I am guessing this means you brought them up to be aware of the greater world around them, to pay attention to societal changes, to take a stand when they see something is wrong, to use their voices and bodies as agents of change, and to look beyond themselves and consider the community as a whole. I bet from the time they were little, you taught them to speak up—bravely, strongly, respectfully, and kindly. I am guessing you stooped down and looked them in the eyes and helped them find the words when the feelings in their little hearts were too strong for them. I bet you told them stories of other brave humans who stood up for what the believed in, whether they were religious figures, politicians, humanitarians, scientists, teachers, or the kind person who lived down the street.
Since they were small, we have told them, “Be the change you wish to see in the world.” (Arleen Lorrance, actually, and not Ghandi.) We have told them, “Speak the truth, even if your voice shakes.” (Maggie Kuhn) We have told them, “A little child shall lead them.” (Isaiah 11:6) We have, as a popular Tumblr post says, raised them on a diet of young adult protagonists and dystopian novels where kids save the world. They are Meg. They are Katniss. They are Gavroche. They are Jonas.
So we shouldn’t be surprised that they’re rising up.
It’s scary as hell though, right? Early this morning, my 16-year-old daughter boarded a bus to go to DC. She is standing up for her right to feel safe in her own school. She is standing up for the children who have been killed by guns in school. She looks at her own brother and sister, seven-year-old twins, and thinks of the Sandy Hook first graders who were gunned down. She and her friends walked out of school, and were ridiculed by strangers and threatened with punishment. She has listened to her siblings’ fears about being safe. She has told me her own worries.
What can we do then?
We need to stay out of the way.
It’s tempting to push our way into the student-led rebellion and sanitize it and attempt to make it safe. I understand the impulse, because I wanted to do the same thing. But we need to stand back. We need to let them speak, sing, chant, and march. We need to love them and support them and be there when they need us, whether it’s driving them to where they need to go or buying them supplies or food or giving them a hug and listening when they are overwhelmed. We need to remind them that standing up for change can have consequences, and that change never happens easily. We need to find a balance between being there and staying out of the way.

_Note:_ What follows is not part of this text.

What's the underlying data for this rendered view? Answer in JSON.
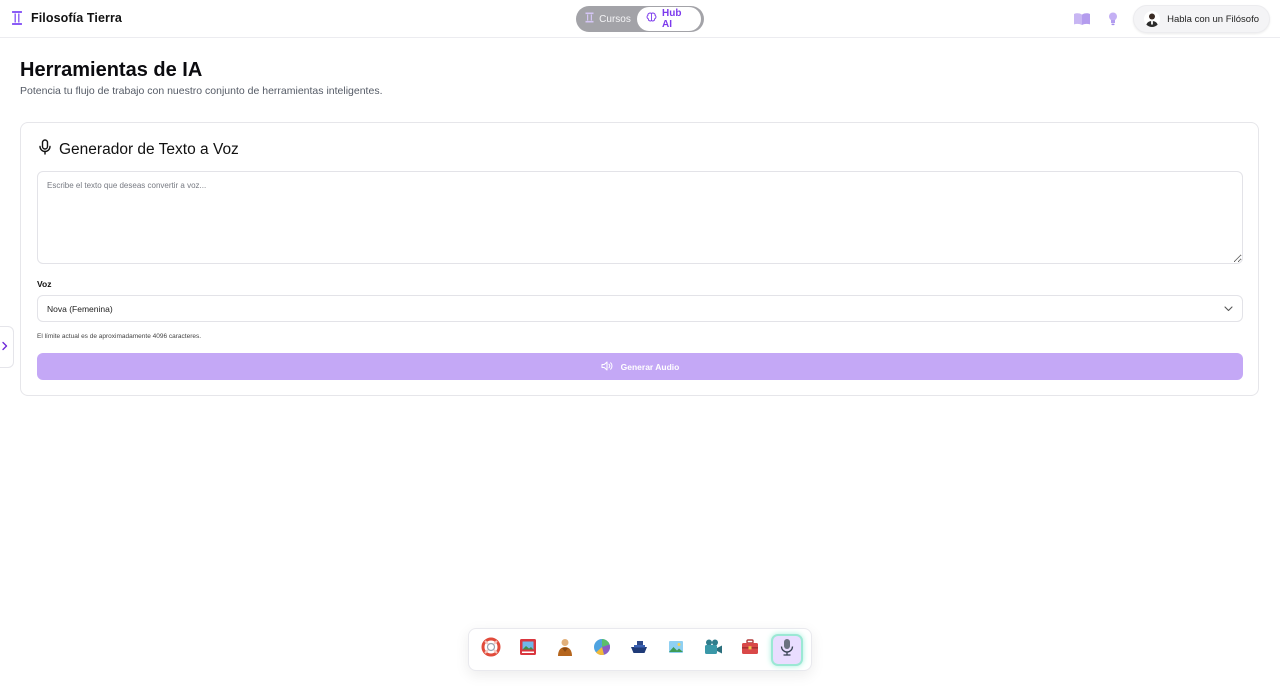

Over the last few weeks, I look at photos from other protests and movements. I have sought out interviews with Ruby Bridges’ mama where she shares how she felt when her little girl dressed up in her best and walked bravely into that school. I look at the pictures of the young people sitting at Woolworth’s counters, surrounded by angry faces, and I wonder how their parents said goodbye when they left the house in the morning, and how they greeted them when they came back home. I look at the brave students from Parkland who stand up and speak calmly and coherently and logically while grown adults hurl epithets and insults and accusations at them. I think of how terrified their parents must feel to have had their children avoid being shot at school only to see them put themselves back in the line of fire again. And again. And again.

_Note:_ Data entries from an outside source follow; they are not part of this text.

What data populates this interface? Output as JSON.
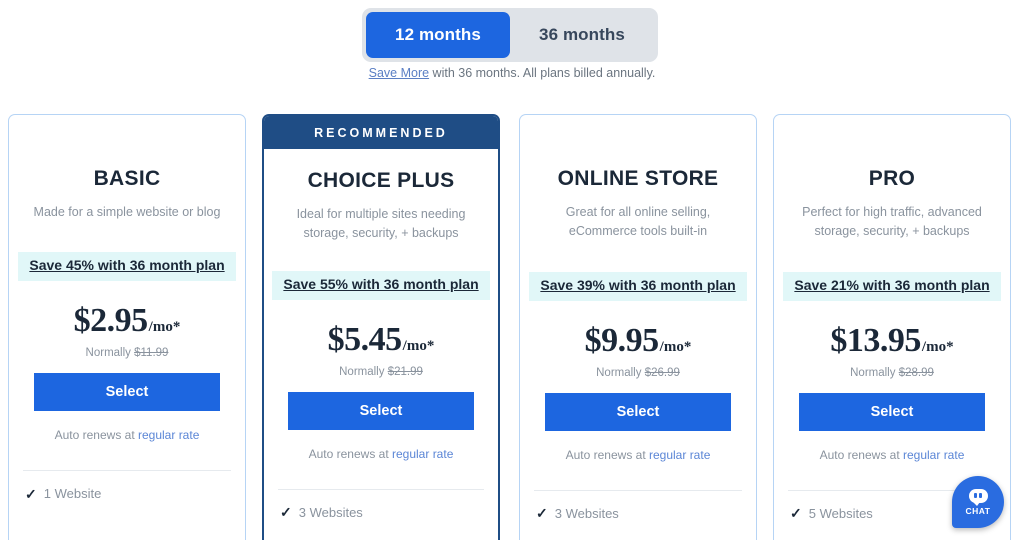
{
  "term_toggle": {
    "options": [
      {
        "label": "12 months",
        "active": true
      },
      {
        "label": "36 months",
        "active": false
      }
    ],
    "note_link": "Save More",
    "note_text": " with 36 months. All plans billed annually.",
    "active_color": "#1d66e0",
    "track_color": "#dfe3e8"
  },
  "plans": [
    {
      "name": "BASIC",
      "description": "Made for a simple website or blog",
      "recommended": false,
      "save_badge": "Save 45% with 36 month plan",
      "price": "$2.95",
      "price_unit": "/mo*",
      "normally_prefix": "Normally ",
      "normally_price": "$11.99",
      "select_label": "Select",
      "renew_prefix": "Auto renews at ",
      "renew_link": "regular rate",
      "check_icon": "✓",
      "feature": "1 Website"
    },
    {
      "name": "CHOICE PLUS",
      "description": "Ideal for multiple sites needing storage, security, + backups",
      "recommended": true,
      "recommended_label": "RECOMMENDED",
      "save_badge": "Save 55% with 36 month plan",
      "price": "$5.45",
      "price_unit": "/mo*",
      "normally_prefix": "Normally ",
      "normally_price": "$21.99",
      "select_label": "Select",
      "renew_prefix": "Auto renews at ",
      "renew_link": "regular rate",
      "check_icon": "✓",
      "feature": "3 Websites"
    },
    {
      "name": "ONLINE STORE",
      "description": "Great for all online selling, eCommerce tools built-in",
      "recommended": false,
      "save_badge": "Save 39% with 36 month plan",
      "price": "$9.95",
      "price_unit": "/mo*",
      "normally_prefix": "Normally ",
      "normally_price": "$26.99",
      "select_label": "Select",
      "renew_prefix": "Auto renews at ",
      "renew_link": "regular rate",
      "check_icon": "✓",
      "feature": "3 Websites"
    },
    {
      "name": "PRO",
      "description": "Perfect for high traffic, advanced storage, security, + backups",
      "recommended": false,
      "save_badge": "Save 21% with 36 month plan",
      "price": "$13.95",
      "price_unit": "/mo*",
      "normally_prefix": "Normally ",
      "normally_price": "$28.99",
      "select_label": "Select",
      "renew_prefix": "Auto renews at ",
      "renew_link": "regular rate",
      "check_icon": "✓",
      "feature": "5 Websites"
    }
  ],
  "chat_widget": {
    "label": "CHAT",
    "icon": "chat-bubble-icon",
    "color": "#2a6ce0"
  },
  "colors": {
    "brand_blue": "#1d66e0",
    "navy": "#1f4d85",
    "text_dark": "#1b2838",
    "text_muted": "#8a939e",
    "save_highlight": "#e1f7f8",
    "card_border": "#b6d4f5"
  }
}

Our children are now part of a long legacy of young people standing up for what is right. And while we want to impose out adult concerns on this movement– Will it “work”? Is it safe? Are they following all the rules?— I believe it is important to stand back, take a breath, and think of it more in terms of a beginning. Their opinions are continuing to be formed and their ideas are shaped day by day, but they know certain things, things that we taught them they have a right to—to be safe, to be treated fairly, and to be listened to.